Quand la cérémonie fut terminée, l’abbesse signa la première sur le registre de la paroisse. Suzanne se jeta dans ses bras.

– Je vous dois mon bonheur, lui dit-elle, comment vous le rendrai-je jamais ?

– Aimez-moi, répondit Geneviève, et nous serons quittes.

On avait préparé aux jeunes époux un logement dans un corps de bâtiment dépendant de l’abbaye, mais séparé du logis principal par de vastes jardins. Les sœurs ne dépassaient jamais une certaine limite que la supérieure avait seule le droit de franchir. Les mariés se rendirent dans cette maison, où ils étaient à la fois libres et en sûreté. Les appartements étaient propres et gais.

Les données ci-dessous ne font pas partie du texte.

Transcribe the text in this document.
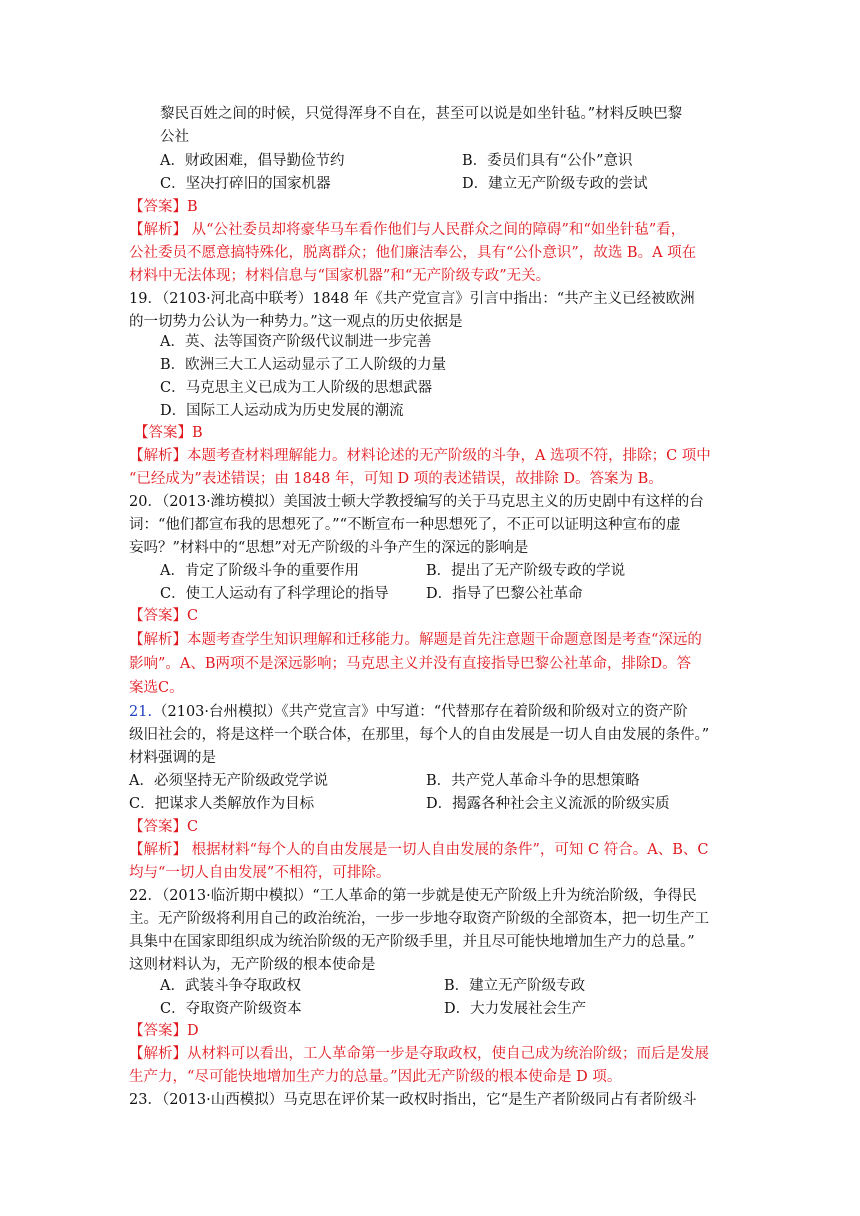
黎民百姓之间的时候，只觉得浑身不自在，甚至可以说是如坐针毡。”材料反映巴黎
公社
A．财政困难，倡导勤俭节约	B．委员们具有“公仆”意识
C．坚决打碎旧的国家机器	D．建立无产阶级专政的尝试
【答案】B
【解析】 从“公社委员却将豪华马车看作他们与人民群众之间的障碍”和“如坐针毡”看，
公社委员不愿意搞特殊化，脱离群众；他们廉洁奉公，具有“公仆意识”，故选 B。A 项在
材料中无法体现；材料信息与“国家机器”和“无产阶级专政”无关。
19．（2103·河北高中联考）1848 年《共产党宣言》引言中指出：“共产主义已经被欧洲
的一切势力公认为一种势力。”这一观点的历史依据是
A．英、法等国资产阶级代议制进一步完善
B．欧洲三大工人运动显示了工人阶级的力量
C．马克思主义已成为工人阶级的思想武器
D．国际工人运动成为历史发展的潮流
【答案】B
【解析】本题考查材料理解能力。材料论述的无产阶级的斗争，A 选项不符，排除；C 项中
“已经成为”表述错误；由 1848 年，可知 D 项的表述错误，故排除 D。答案为 B。
20．（2013·潍坊模拟）美国波士顿大学教授编写的关于马克思主义的历史剧中有这样的台
词：“他们都宣布我的思想死了。”“不断宣布一种思想死了，不正可以证明这种宣布的虚
妄吗？”材料中的“思想”对无产阶级的斗争产生的深远的影响是
A．肯定了阶级斗争的重要作用	B．提出了无产阶级专政的学说
C．使工人运动有了科学理论的指导	D．指导了巴黎公社革命
【答案】C
【解析】本题考查学生知识理解和迁移能力。解题是首先注意题干命题意图是考查“深远的
影响”。A、B两项不是深远影响；马克思主义并没有直接指导巴黎公社革命，排除D。答
案选C。
21. （2103·台州模拟）《共产党宣言》中写道：“代替那存在着阶级和阶级对立的资产阶
级旧社会的，将是这样一个联合体，在那里，每个人的自由发展是一切人自由发展的条件。”
材料强调的是
A．必须坚持无产阶级政党学说	B．共产党人革命斗争的思想策略
C．把谋求人类解放作为目标	D．揭露各种社会主义流派的阶级实质
【答案】C
【解析】 根据材料“每个人的自由发展是一切人自由发展的条件”，可知 C 符合。A、B、C
均与“一切人自由发展”不相符，可排除。
22．（2013·临沂期中模拟）“工人革命的第一步就是使无产阶级上升为统治阶级，争得民
主。无产阶级将利用自己的政治统治，一步一步地夺取资产阶级的全部资本，把一切生产工
具集中在国家即组织成为统治阶级的无产阶级手里，并且尽可能快地增加生产力的总量。”
这则材料认为，无产阶级的根本使命是
A．武装斗争夺取政权	B．建立无产阶级专政
C．夺取资产阶级资本	D．大力发展社会生产
【答案】D
【解析】从材料可以看出，工人革命第一步是夺取政权，使自己成为统治阶级；而后是发展
生产力，“尽可能快地增加生产力的总量。”因此无产阶级的根本使命是 D 项。
23．（2013·山西模拟）马克思在评价某一政权时指出，它“是生产者阶级同占有者阶级斗
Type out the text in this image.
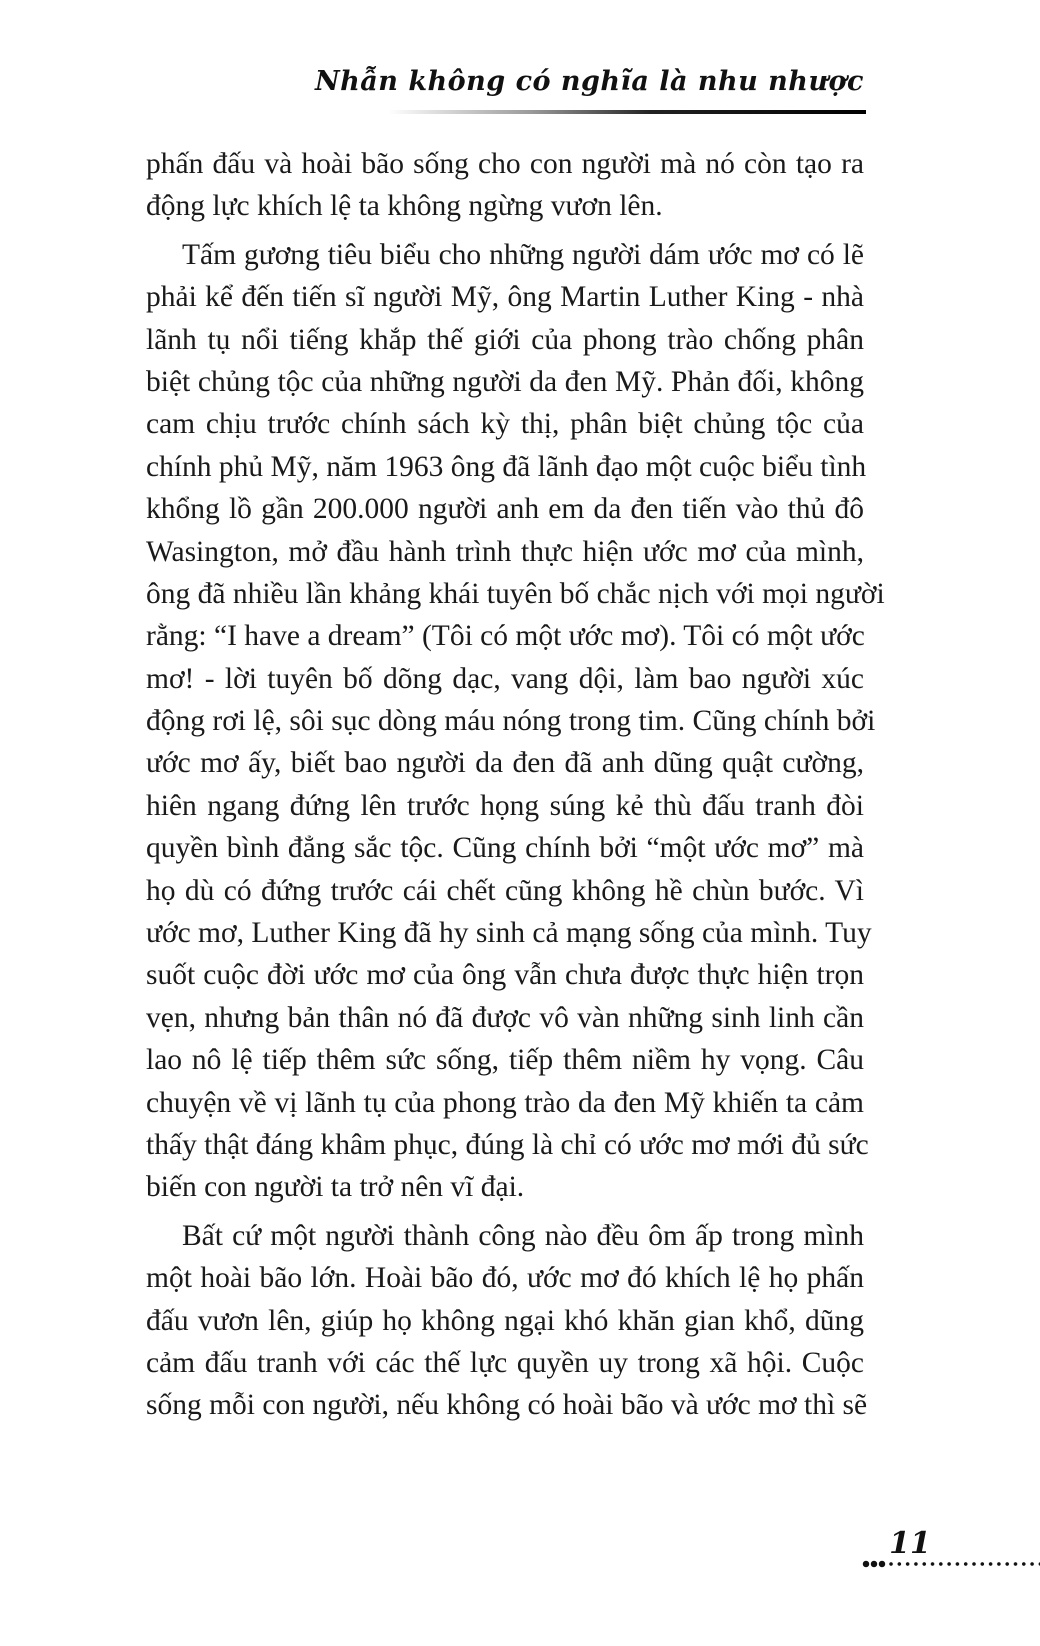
Nhẫn không có nghĩa là nhu nhược
phấn đấu và hoài bão sống cho con người mà nó còn tạo ra
động lực khích lệ ta không ngừng vươn lên.
Tấm gương tiêu biểu cho những người dám ước mơ có lẽ
phải kể đến tiến sĩ người Mỹ, ông Martin Luther King - nhà
lãnh tụ nổi tiếng khắp thế giới của phong trào chống phân
biệt chủng tộc của những người da đen Mỹ. Phản đối, không
cam chịu trước chính sách kỳ thị, phân biệt chủng tộc của
chính phủ Mỹ, năm 1963 ông đã lãnh đạo một cuộc biểu tình
khổng lồ gần 200.000 người anh em da đen tiến vào thủ đô
Wasington, mở đầu hành trình thực hiện ước mơ của mình,
ông đã nhiều lần khảng khái tuyên bố chắc nịch với mọi người
rằng: “I have a dream” (Tôi có một ước mơ). Tôi có một ước
mơ! - lời tuyên bố dõng dạc, vang dội, làm bao người xúc
động rơi lệ, sôi sục dòng máu nóng trong tim. Cũng chính bởi
ước mơ ấy, biết bao người da đen đã anh dũng quật cường,
hiên ngang đứng lên trước họng súng kẻ thù đấu tranh đòi
quyền bình đẳng sắc tộc. Cũng chính bởi “một ước mơ” mà
họ dù có đứng trước cái chết cũng không hề chùn bước. Vì
ước mơ, Luther King đã hy sinh cả mạng sống của mình. Tuy
suốt cuộc đời ước mơ của ông vẫn chưa được thực hiện trọn
vẹn, nhưng bản thân nó đã được vô vàn những sinh linh cần
lao nô lệ tiếp thêm sức sống, tiếp thêm niềm hy vọng. Câu
chuyện về vị lãnh tụ của phong trào da đen Mỹ khiến ta cảm
thấy thật đáng khâm phục, đúng là chỉ có ước mơ mới đủ sức
biến con người ta trở nên vĩ đại.
Bất cứ một người thành công nào đều ôm ấp trong mình
một hoài bão lớn. Hoài bão đó, ước mơ đó khích lệ họ phấn
đấu vươn lên, giúp họ không ngại khó khăn gian khổ, dũng
cảm đấu tranh với các thế lực quyền uy trong xã hội. Cuộc
sống mỗi con người, nếu không có hoài bão và ước mơ thì sẽ
11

– Vous êtes ici chez vous, et vous y demeurerez tant qu’il vous plaira, leur dit Geneviève. Soyez heureux, je me retire.

– Ne viendrez-vous pas quelquefois nous visiter dans cette retraite que nous vous devons ? lui dit Suzanne en levant sur elle ses grands yeux.

– Oui, reprit Mme de Châteaufort, qui la baisa au front, je reviendrai parfois respirer à l’ombre de votre bonheur.

Suzanne la suivit du regard aussi loin qu’elle put la voir, et quand la taille svelte de l’abbesse eut disparu derrière les arbres, elle soupira tout bas et dit :

– Si je n’étais pas à lui, mon Dieu, je voudrais qu’il fût à elle !

M. de Pomereux allait et venait par la chambre ; tout à coup ses yeux s’arrêtèrent sur une boîte placée sur un meuble, autour duquel il ravaudait depuis un instant, flairant les bouquets et chiffonnant les dentelles. Il prit la boîte, et voyant le nom qui était sur la suscription, il poussa un léger cri. Suzanne se retourna, et le voyant tout pâle, courut à lui.

– Qu’avez-vous ? dit-elle.

– Cette boîte que vous avez là, qui vous l’a donnée ? répondit-il.

– Gabrielle de Mesle, une pauvre fille qui est morte au couvent des dames bénédictines.

– Gabrielle est morte ! s’écria M. de Pomereux tout en tremblant.

– Oui, reprit Suzanne ; son dernier soupir a été ce nom qui est écrit sur cette boîte.

– Le chevalier d’Arraines ! elle l’aimait donc toujours !

– Vous le connaissez ? s’écria Suzanne en saisissant la main de M. de Pomereux.

– C’est moi, mon Dieu !

En disant ces mots, le comte tomba sur une chaise et cacha sa tête entre ses mains.